Be careful of generalizing for North America - I've seen a number of Canadians write _arse_ where a US English speaker would write _ass_. I don't know about the verbal usage in Canada, though, or whether they make the distinction described for NZ.


----------



## funnyhat

In my experience - at least in the province of Ontario, which I live near and visit frequently - I've always heard people say "ass."  I'm not sure about other provinces.


----------



## guillaumedemanzac

*Kiss my ass!* doesn't sound offensive to an English speaker - just funny - Why does he want me to kiss his donkey?

*Kiss my arse!* is very offensive. Only possible response is to fight or say "No way, José!" and run.

But strangely enough the pronunciation follows the spelling *ass* with a short a and *arse* with a long aar. Perhaps the Americans were being a little coy in avoiding the vulgar word _and_ pronunciation!


----------



## frenchifried

Well, this limerick (which may get deleted probably with reason!), illustrates the cross-atlantic difference - but it has to be read with BE prononciation:
There once was a girl from my class 
Who had a remarkable ass
Not rounded and pink
As you'd probably think
It was grey, had long ears and ate grass.


----------



## guillaumedemanzac

and correct for the northern uk pronunciation of grass, class and ass - all with short A.
Us southerners should write and pronounce with arse, claass, and graass!


----------



## Martyn94

bloomiegirl said:


> Sounds right to me...  but then I've already weighed in on this one.


It's light if it's said lightly, and not otherwise, in either dialect of English. I must be one of the few here who read American classics like "Cannery Row" or "The Naked and the Dead" when "fug" still stood in for the word that the authors meant: I don't think that many of us were in much doubt - even me, aged 14, which was young in those days.


----------



## Gargamelle

I assure you that to an American (and we are English speakers) "kiss my ass" sounds very offensive. If a clerk in a store, for instance, said "Kiss my ass!" I would complain to the manager and the clerk would likely be fired. If someone said it to me in a bar, I would throw a drink in his/her face at the very least.

Yes, people say it jokingly, but it is offensive in many contexts.


----------



## kiwi-ian

Why do the Brits say “arse” for “ass”. Actually it’s the other way around. Arse (German Arsch, Dutch Aars) is the original word but puritanical Americans couldn’t say it, just as they cannot say toilet or loo (so they say bathroom even though they may be no bath, or restroom where you don’t actually take a rest). It’s so ingrained that Americans now think it’s ass whereas that word actually means a donkey.

However if you read many websites, usually American, they start with the premise that both words are equally correct and then try to explain the difference based on differences in pronunciation, often then referring to the rotic ‘r’ and the way southern British pronounce words like ‘bath’. This is totally irrelevant, as the word is Germanic and its cognates in German and Dutch all have an ’r’.

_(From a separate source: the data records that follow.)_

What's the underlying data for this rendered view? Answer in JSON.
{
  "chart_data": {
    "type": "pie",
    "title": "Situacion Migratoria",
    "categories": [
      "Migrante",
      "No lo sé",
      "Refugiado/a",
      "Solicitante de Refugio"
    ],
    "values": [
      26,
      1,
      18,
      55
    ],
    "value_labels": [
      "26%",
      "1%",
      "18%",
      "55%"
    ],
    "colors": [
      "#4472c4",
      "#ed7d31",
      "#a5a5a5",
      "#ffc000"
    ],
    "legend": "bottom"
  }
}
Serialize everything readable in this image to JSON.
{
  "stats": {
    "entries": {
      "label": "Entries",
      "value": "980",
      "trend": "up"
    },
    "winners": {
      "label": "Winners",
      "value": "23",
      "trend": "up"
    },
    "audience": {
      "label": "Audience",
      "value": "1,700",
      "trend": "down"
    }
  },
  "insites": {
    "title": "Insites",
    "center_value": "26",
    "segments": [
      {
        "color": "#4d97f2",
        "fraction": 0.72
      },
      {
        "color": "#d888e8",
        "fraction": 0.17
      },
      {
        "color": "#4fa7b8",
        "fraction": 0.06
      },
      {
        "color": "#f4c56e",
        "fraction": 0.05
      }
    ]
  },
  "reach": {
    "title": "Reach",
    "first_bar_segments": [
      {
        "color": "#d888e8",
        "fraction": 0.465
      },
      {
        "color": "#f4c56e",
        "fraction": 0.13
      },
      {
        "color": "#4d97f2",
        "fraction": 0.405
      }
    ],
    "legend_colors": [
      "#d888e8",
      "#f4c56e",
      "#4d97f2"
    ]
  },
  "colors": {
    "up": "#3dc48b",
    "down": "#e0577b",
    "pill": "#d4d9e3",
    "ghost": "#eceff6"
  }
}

The rest of the English speaking world says ‘arse’, Americans find this too vulgar so use a euphemism and say ‘ass’, which has now come to mean the same thing and puritanical sites such as Yahoo replace ‘ass’ with asterisks which is a pain when writing about wild donkeys (donkeys are all domestic, wild ones are always referred to as asses).


----------



## funnyhat

frenchifried said:


> Well, this limerick (which may get deleted probably with reason!), illustrates the cross-atlantic difference - but it has to be read with BE prononciation:
> There once was a girl from my class
> Who had a remarkable ass
> Not rounded and pink
> As you'd probably think
> It was grey, had long ears and ate grass.



Why does it need British pronunciation?


----------



## broglet

The limerick doesn't quite work because in standard British pronunciation class does not rhyme with ass.  What is more, a British listener would not expect an ass to be rounded and pink but would expect it to be grey, have long ears and eat grass. Apart from that it is an excellent illustration, but of what I am not at all sure.


----------



## guillaumedemanzac

But it does rhyme with standard Northern pronunciation of glass, ass, Madras, pass, bass because the "a" is short and not pronounced like arse, farce, glass, upper claaaaass, grass. Northerners pronounce bath and Barth/hearth/Darth differently and they have problems with the city of Bath! (Use local pronunciation where possible for names because the locals won't understand!)

P.S. Your pronunciation of pronounciation also gives us problems but we don't pronounce it prononciation.   Looks weird ?????  (It sounds weird too !!!!!).


----------



## funnyhat

broglet said:


> The limerick doesn't quite work because in standard British pronunciation class does not rhyme with ass.  What is more, a British listener would not expect an ass to be rounded and pink but would expect it to be grey, have long ears and eat grass. Apart from that it is an excellent illustration, but of what I am not at all sure.



That's why I was wondering why it would have to be said with British pronunciation.  To an American the joke works perfectly.


----------